Anawim

Pelo padre Miguel Tavares

Os pobres no Evangelho de Jesus compõe um dos eixos mais importantes da mensagem cristã, articulando dimensões bíblicas, antropológicas e éticas. Não é, de forma alguma, um tema secundário. Os pobres emergem como um lugar hermenêutico privilegiado para compreender a revelação do Deus de Jesus e a missão do próprio Jesus Cristo. Os pobres não são apenas destinatários da ação salvífica, mas verdadeiros mediadores da presença de Deus na História.
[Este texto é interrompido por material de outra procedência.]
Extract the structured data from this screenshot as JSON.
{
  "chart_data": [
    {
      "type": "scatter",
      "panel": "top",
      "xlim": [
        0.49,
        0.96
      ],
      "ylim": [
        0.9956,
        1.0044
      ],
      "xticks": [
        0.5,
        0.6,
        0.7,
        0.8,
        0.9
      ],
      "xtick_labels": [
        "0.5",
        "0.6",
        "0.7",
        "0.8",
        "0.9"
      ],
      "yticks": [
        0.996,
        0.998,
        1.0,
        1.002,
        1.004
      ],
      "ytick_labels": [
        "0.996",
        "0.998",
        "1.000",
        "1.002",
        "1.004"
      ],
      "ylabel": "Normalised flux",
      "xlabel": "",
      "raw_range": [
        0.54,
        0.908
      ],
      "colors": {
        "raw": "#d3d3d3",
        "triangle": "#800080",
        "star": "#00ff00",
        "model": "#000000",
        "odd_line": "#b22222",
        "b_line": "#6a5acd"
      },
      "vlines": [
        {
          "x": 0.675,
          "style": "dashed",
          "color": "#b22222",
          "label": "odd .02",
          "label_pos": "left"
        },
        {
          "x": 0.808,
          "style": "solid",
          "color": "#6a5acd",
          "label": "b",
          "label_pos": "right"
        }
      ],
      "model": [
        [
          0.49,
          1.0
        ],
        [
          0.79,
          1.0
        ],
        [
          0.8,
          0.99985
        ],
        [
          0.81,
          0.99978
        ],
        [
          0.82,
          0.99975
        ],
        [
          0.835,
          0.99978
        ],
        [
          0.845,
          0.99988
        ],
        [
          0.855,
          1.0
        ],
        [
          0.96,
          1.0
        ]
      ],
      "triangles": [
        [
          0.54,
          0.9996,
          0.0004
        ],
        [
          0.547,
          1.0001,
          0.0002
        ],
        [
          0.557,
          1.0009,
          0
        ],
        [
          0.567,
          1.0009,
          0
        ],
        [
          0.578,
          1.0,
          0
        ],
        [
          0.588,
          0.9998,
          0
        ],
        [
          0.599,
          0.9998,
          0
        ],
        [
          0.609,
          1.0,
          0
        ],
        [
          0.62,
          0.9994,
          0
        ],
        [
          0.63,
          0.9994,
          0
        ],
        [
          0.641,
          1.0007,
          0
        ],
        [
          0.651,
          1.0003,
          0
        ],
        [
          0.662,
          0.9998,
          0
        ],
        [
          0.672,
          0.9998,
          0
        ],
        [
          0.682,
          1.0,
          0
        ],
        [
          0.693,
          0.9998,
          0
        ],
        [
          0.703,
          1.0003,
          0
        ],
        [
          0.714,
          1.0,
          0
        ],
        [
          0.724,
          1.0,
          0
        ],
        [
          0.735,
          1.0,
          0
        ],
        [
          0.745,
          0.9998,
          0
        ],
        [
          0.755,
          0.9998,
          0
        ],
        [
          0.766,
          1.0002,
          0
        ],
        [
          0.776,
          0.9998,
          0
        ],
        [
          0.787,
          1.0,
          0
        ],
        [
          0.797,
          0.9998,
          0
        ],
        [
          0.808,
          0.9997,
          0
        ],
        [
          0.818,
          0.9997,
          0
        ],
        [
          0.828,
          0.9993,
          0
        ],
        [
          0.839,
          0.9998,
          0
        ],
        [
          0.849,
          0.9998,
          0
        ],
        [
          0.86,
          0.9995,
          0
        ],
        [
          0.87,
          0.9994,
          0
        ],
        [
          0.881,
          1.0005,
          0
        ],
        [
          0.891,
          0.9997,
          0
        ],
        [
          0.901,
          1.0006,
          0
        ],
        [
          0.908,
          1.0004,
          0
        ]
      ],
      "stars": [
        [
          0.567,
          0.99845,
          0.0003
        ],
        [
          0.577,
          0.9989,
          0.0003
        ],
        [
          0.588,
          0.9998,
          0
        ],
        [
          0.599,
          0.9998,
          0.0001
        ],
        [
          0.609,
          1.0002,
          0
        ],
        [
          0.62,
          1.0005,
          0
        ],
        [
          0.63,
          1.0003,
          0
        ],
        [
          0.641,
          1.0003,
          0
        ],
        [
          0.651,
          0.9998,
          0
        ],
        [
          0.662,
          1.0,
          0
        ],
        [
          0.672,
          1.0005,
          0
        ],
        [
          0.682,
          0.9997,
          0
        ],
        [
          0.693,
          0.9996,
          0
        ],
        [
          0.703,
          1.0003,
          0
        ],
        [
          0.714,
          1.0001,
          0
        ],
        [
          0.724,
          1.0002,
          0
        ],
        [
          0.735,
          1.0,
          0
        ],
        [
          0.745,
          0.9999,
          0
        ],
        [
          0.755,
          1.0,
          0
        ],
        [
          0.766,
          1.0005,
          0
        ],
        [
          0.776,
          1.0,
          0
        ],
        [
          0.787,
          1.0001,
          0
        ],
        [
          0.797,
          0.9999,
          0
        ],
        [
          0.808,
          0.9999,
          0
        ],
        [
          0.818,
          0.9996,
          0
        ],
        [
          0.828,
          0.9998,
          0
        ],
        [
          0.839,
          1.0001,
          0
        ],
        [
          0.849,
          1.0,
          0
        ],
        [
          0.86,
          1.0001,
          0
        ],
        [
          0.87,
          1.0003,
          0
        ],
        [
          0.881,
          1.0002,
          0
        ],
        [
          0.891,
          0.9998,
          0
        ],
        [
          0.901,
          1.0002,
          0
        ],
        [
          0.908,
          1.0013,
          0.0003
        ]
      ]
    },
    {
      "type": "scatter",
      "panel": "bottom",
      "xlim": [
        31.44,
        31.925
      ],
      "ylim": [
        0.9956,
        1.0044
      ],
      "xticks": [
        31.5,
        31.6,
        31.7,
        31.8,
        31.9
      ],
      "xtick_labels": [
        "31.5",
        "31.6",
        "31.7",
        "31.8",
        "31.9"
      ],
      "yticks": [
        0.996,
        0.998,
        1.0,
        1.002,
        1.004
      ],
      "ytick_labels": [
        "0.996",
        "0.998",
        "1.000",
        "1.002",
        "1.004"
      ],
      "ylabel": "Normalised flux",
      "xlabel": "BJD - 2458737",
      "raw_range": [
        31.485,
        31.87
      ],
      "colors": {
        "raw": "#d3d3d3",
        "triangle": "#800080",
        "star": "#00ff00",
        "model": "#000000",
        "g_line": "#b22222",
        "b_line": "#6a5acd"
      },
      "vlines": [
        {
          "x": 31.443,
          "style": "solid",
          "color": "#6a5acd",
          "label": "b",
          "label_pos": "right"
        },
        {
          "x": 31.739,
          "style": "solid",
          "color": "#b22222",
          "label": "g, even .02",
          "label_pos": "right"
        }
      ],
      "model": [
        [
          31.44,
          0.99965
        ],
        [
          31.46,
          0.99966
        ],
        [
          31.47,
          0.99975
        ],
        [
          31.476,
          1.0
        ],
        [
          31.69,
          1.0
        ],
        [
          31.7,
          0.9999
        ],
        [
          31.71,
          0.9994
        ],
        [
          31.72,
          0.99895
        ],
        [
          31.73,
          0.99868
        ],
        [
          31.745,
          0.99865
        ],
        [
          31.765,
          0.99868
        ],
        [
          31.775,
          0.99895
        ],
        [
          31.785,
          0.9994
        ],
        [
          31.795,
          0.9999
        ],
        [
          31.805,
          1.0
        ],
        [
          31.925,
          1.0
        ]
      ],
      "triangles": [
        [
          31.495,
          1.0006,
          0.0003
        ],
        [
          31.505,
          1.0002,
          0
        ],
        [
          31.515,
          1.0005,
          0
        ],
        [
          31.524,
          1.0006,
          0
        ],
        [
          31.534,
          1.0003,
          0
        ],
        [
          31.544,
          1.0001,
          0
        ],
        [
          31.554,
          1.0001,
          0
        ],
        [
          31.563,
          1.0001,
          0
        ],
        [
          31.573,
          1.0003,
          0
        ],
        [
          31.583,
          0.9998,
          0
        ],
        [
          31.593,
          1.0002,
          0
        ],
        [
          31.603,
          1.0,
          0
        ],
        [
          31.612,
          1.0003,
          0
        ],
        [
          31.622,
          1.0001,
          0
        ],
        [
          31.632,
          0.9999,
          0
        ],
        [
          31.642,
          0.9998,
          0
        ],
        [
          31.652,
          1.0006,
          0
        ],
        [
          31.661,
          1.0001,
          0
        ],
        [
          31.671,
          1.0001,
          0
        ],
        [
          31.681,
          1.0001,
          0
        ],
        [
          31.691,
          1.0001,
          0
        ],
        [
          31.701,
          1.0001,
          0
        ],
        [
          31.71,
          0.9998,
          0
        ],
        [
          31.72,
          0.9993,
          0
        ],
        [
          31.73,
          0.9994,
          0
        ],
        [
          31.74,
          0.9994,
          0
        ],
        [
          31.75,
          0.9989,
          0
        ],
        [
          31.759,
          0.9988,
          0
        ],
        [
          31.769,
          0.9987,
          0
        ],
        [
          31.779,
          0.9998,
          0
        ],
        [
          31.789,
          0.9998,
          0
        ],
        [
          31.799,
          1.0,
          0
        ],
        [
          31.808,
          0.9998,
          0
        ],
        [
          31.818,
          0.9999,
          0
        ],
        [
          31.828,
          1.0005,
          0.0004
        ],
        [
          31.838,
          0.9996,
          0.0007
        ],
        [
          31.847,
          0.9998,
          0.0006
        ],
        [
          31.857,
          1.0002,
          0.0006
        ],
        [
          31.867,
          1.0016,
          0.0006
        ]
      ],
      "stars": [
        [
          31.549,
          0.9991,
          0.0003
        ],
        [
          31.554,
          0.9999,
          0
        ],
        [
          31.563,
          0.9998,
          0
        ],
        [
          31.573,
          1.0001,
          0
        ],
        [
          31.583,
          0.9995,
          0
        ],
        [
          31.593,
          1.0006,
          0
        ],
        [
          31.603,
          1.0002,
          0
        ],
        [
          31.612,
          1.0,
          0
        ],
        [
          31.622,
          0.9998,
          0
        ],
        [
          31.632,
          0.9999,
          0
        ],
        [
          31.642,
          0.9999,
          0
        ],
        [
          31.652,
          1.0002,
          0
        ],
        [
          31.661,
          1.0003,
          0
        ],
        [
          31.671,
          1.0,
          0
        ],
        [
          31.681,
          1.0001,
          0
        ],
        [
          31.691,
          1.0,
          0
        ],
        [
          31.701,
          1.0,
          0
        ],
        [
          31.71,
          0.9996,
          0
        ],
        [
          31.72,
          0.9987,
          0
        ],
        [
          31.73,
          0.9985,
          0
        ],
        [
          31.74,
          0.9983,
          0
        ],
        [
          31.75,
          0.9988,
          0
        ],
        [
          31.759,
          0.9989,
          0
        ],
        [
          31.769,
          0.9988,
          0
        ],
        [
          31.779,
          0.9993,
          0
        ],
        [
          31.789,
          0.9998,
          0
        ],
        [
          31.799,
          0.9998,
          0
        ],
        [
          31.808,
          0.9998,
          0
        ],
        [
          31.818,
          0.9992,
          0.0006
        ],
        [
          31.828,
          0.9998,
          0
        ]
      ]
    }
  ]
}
Já no Antigo Testamento, a pobreza é descrita como uma condição espiritual. Os chamados anawim, os pobres do Senhor, são aqueles que, privados de segurança, colocam a sua confiança em Deus. O Salmo 34 exprime esta realidade de uma forma paradigmática: “Este pobre clamou, e o Senhor o ouviu, e o salvou de todas as suas angústias” (Sl 34,7). A pobreza aparece, assim, como espaço de abertura à ação de Deus. Mas a pobreza, já no Antigo Testamento, possui uma dimensão social. Os Profetas denunciam com vigor as injustiças que produzem e perpetuam a pobreza.

No Novo Testamento, Jesus inaugura o seu ministério com uma declaração programática que retoma o profeta Isaías: “O Espírito do Senhor está sobre mim, porque me ungiu para anunciar a boa nova aos pobres; enviou-me para proclamar a libertação aos cativos e a vista aos cegos, para pôr em liberdade os oprimidos” (Lc 4,18). Isto mostra-nos a prioridade dos pobres na missão de Jesus, mas também a natureza da salvação que tem dimensões espirituais, sociais, existenciais e até mesmo políticas (Pólis).

As bem-aventuranças, carta magna do cristianismo, formam o núcleo mais expressivo desta inversão evangélica operada pelo Messias libertador. Em Lucas, Jesus proclama: “Bem-aventurados vós, os pobres, porque vosso é o Reino de Deus” (Lc 6,20). Gustavo Gutiérrez afirmava, “a pobreza evangélica não pode ser reduzida a uma atitude espiritual, ignorando a realidade histórica dos pobres” (Teologia da Libertação, 1971). Para Gutiérrez, a bem-aventurança dos pobres compromete uma denúncia das estruturas injustas e um compromisso efetivo com a transformação social.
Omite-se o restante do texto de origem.